The iPhone Can it Walk the Talk?

June 24, 2011
I read with interest this week, Dr. John Halamka’s blog on the iPhone (http://geekdoctor.blogspot.com/, August 5 2008), wherein Dr. Halamka relays

I read with interest this week, Dr. John Halamka’s blog on the iPhone (http://geekdoctor.blogspot.com/, August 5 2008), wherein Dr. Halamka relays his experience in using the new G3 iPhone. As a consumer device, he concludes the iPhone is well suited due to its speed and graphics capability. As a business device, the iPhone falls down on several accounts, one being its lack of a tactile keyboard. I’ll let you visit his blog to get a few good laughs over the predictive word results of his typing. The part that caught my attention was the typing difficulty on the iPhone due to the lack of a real keyboard, and the need to navigate through three different screens to get to various symbols such as the backwards slash (\).

While the other features of the iPhone have merit for medical application, it’s the typing that seems to disappoint. I got to wondering – what might be a “killer application” for healthcare? What I came up with seems plausible, and well suited to medical applications. Why not couple the iPhone’s image management functionality and email capability with speech processing to create a more useable diagnostic and treatment assistance device?
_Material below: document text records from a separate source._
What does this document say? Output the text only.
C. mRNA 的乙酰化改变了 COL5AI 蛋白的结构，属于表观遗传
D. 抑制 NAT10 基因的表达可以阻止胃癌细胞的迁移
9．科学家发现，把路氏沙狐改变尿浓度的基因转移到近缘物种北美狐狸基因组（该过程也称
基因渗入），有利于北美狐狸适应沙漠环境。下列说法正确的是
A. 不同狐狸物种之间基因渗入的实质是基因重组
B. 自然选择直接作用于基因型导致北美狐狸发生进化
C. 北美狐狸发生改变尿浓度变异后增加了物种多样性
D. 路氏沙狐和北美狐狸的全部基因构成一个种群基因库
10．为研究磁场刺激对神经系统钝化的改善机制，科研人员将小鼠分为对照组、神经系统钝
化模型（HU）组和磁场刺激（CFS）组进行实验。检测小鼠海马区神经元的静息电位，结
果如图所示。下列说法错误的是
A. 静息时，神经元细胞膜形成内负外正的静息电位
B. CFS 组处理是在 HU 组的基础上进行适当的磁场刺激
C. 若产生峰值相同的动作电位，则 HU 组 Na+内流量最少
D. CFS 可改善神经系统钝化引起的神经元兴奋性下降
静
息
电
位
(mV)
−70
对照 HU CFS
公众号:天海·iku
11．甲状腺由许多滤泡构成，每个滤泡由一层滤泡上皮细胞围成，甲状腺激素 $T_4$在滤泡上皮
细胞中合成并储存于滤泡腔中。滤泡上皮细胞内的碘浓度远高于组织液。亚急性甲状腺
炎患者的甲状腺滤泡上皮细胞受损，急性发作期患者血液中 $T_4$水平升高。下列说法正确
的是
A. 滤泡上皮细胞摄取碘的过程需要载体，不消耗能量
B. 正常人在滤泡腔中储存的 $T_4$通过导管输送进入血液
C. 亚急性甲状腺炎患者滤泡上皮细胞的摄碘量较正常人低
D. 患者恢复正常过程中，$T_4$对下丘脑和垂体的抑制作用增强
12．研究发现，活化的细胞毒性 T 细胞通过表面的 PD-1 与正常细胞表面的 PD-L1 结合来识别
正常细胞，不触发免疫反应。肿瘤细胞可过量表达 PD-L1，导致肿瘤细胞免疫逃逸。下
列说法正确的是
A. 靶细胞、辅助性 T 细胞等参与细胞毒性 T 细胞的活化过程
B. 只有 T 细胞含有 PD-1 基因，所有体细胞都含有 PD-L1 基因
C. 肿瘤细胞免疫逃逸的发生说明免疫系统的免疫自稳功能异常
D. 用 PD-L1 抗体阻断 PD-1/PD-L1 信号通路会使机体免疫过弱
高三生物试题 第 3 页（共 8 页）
I was impressed with McKesson Corporation’s RSNA 2007 exhibit last November where they mimicked the Apple and Microsoft hand gesture technology to view images on large flat panel displays. These technologies seem well suited to image reading in their ability to easily move and resize images, and change cases on the screen. McKesson also linked the display to the iphone as a convenient means for delivering diagnostic results.

The convenience of results delivery and viewing convenience seem to be complicated by the difficulty in a physician’s ability to respond! Imagine the convenience of viewing study results while commuting, but the frustration of the inability to respond. Now imagine if the iPhone’s capabilities could be married to speech processing technology, such that the accompanying email could be read to the physician, and the physician could easily use speech recognition to reply to the email? The application of speech recognition technology could offset the iPhone’s typing limitations and make it easier to use.

Clearly, one stumbling block is the processor horsepower and memory requirements of speech recognition applications. I can personally relate to this as an early IBM MedSpeak/Radiology reseller! The turning point for speech recognition was the advent of the Intel Pentium Pro 200 MHz. processor (anyone remember this!), which finally provided enough horsepower to make the application commercially viable. This meant lugging around a tower computer for demonstrations, which was a real challenge when traveling by air. IBM went so far as to ask Intel about packaging up the Pentium Pro in a laptop. They tell the story that when the Intel engineers stopped laughing, they explained that the Pentium Pro ran so hot that it would melt the plastic case of a laptop! So, resellers such as myself had to wait for the second version of software that optimized the application to run on a 166 MHz. Pentium MMX processor that would operate in a laptop.

So, the question is, does the iPhone have sufficient processing capability to support a speech recognition application? Probably not. But, there are now speech applications that will allow for voice files to be captured over a phone line and processed by a server. All that would be necessary would be an interactive email application that could use voice commands to play and record messages, and then process the recorded response into text that could be approved and sent as regular email. Now a user could rely on the iPhone’s gesture technology to access an email, review an image, and set up a response, and then use speech and voice recognition to respond.

For anyone who has used speech recognition applications, you will know that it is much faster to speak a response than it is to type one. I use the technology all the time when traveling, as I find it much easier to talk an email response than to type one on a small laptop keyboard.

Anyway, I wonder if someone will catch on to this, or if it would prove as awkward to use as the iPhone keyboard? Anyone care to comment?